Het hof onderschrijft het standpunt van de verdediging in die zin dat verdachte ten aanzien van de inhoud van zijn smartphone een beroep op bescherming op artikel 8 EVRM (en artikel 10 Grondwet) toekomt. De inbeslagname, het onderzoek aan de srnartphone en het lichten van gegevens van die smartphone door de politie op grond van artikel 94 Sv. vormen een inbreuk op de door artikel 8 EVRM verleende bescherming van de persoonlijke levenssfeer. De bevoegdheid van de politie tot het maken van een inbreuk op dit recht moet voldoende kenbaar en voorzienbaar in de wet zijn omschreven. De technische ontwikkelingen anno 2015 brengen met zich dat er via een smartphone niet alleen toegang wordt verkregen tot verkeersgegevens, maar ook tot de inhoud van communicatie en privé-informatie van de gebruiker van de smartphone. En dat zonder enige vorm van voorafgaande beoordeling van de subsidiariteit en/of proportionaliteit van de bevoegdheid. Dat brengt het hof tot het oordeel dat sprake is van een zodanig ingrijpende bevoegdheid dat, mede gelet op artikel 1 Sv., de algemene bevoegdheidsomschrijving van artikel 94 Sv. heden ten dage niet meer kan worden aangemerkt als een wettelijk voorschrift dat als voldoende kenbaar en voorzienbaar kan worden aangemerkt bij de uitoefening van de verleende bevoegdheid. Het kan derhalve de toets van artikel 8 EVRM niet (meer) doorstaan.

Met de verdediging is het hof daarom van oordeel dat het onderzoek door de politie aan de srnartphone van de verdachte oplevert een schending van zijn recht op privacy. De verdachte is hierdoor getroffen in een belang dat de overtreden norm beoogt te beschermen. De verdachte is ook concreet benadeeld in zijn (verdedigings)belang nu gegevens (een whatsapp gesprek) uit de smartphone van de verdachte zijn gelicht en geprint en toegevoegd aan het strafdossier en de verdachte door de politie is verhoord en door de rechtbank is veroordeeld mede op basis van een onderdeel van het whatsapp gesprek.

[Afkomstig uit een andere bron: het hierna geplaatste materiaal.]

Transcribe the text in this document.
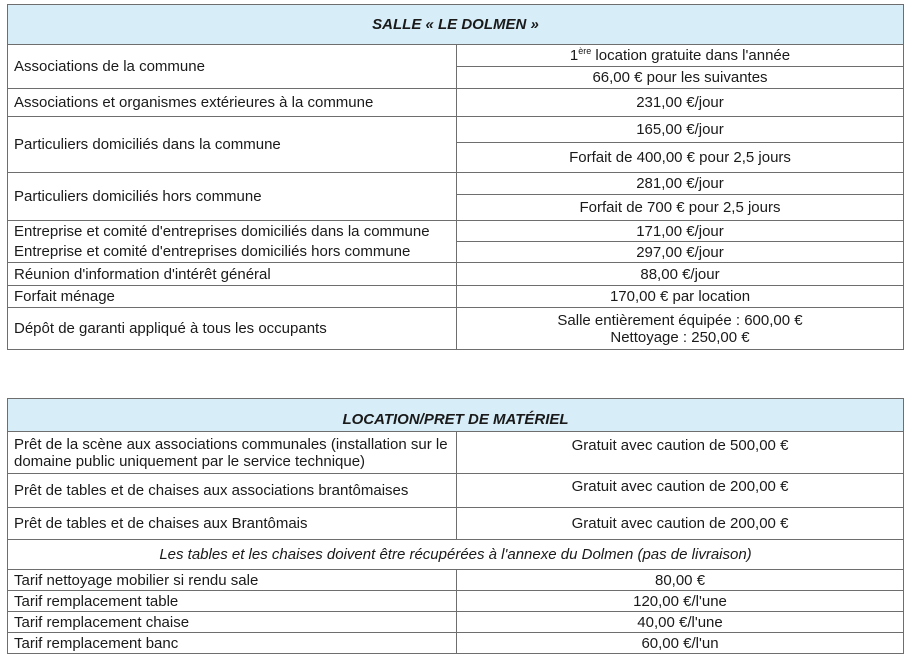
SALLE « LE DOLMEN »	
Associations de la commune	1ère location gratuite dans l'année
	66,00 € pour les suivantes
Associations et organismes extérieures à la commune	231,00 €/jour
Particuliers domiciliés dans la commune	165,00 €/jour
	Forfait de 400,00 € pour 2,5 jours
Particuliers domiciliés hors commune	281,00 €/jour
	Forfait de 700 € pour 2,5 jours
Entreprise et comité d'entreprises domiciliés dans la commune	171,00 €/jour
Entreprise et comité d'entreprises domiciliés hors commune	297,00 €/jour
Réunion d'information d'intérêt général	88,00 €/jour
Forfait ménage	170,00 € par location
Dépôt de garanti appliqué à tous les occupants	Salle entièrement équipée : 600,00 €
Nettoyage : 250,00 €
LOCATION/PRET DE MATÉRIEL	
Prêt de la scène aux associations communales (installation sur le domaine public uniquement par le service technique)	Gratuit avec caution de 500,00 €
Prêt de tables et de chaises aux associations brantômaises	Gratuit avec caution de 200,00 €
Prêt de tables et de chaises aux Brantômais	Gratuit avec caution de 200,00 €
Les tables et les chaises doivent être récupérées à l'annexe du Dolmen (pas de livraison)	
Tarif nettoyage mobilier si rendu sale	80,00 €
Tarif remplacement table	120,00 €/l'une
Tarif remplacement chaise	40,00 €/l'une
Tarif remplacement banc	60,00 €/l'un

Aldus is sprake van een onherstelbaar vormverzuim in het voorbereidend onderzoek in de zin van artikel 359a van het Wetboek van Strafvordering. De rechtsgevolgen hiervan blijken niet uit de wet. De vraag is of~ en zo ja, welke rechtsgevolgen aan voormeld vormverzuim moeten worden verbonden. Bij de beoordeling hiervan dient het hof rekening te houden met de in artikel 359a, tweede lid, van het Wetboek van Strafvordering genoemde factoren, te weten het belang van het geschonden voorschrift, de ernst van het verzuim en het nadeel dat daardoor wordt veroorzaakt. Verdachte zal van dit vormverzuim geen nadeel ondervinden nu het onderzoeksresultaat dat door middel van het vormverzuirn is verkregen geen onderdeel vormt van de bewijsconstructie van het hof. Het hof zal daarom verder geen rechtsgevolgen verbinden aan het vormverzuim.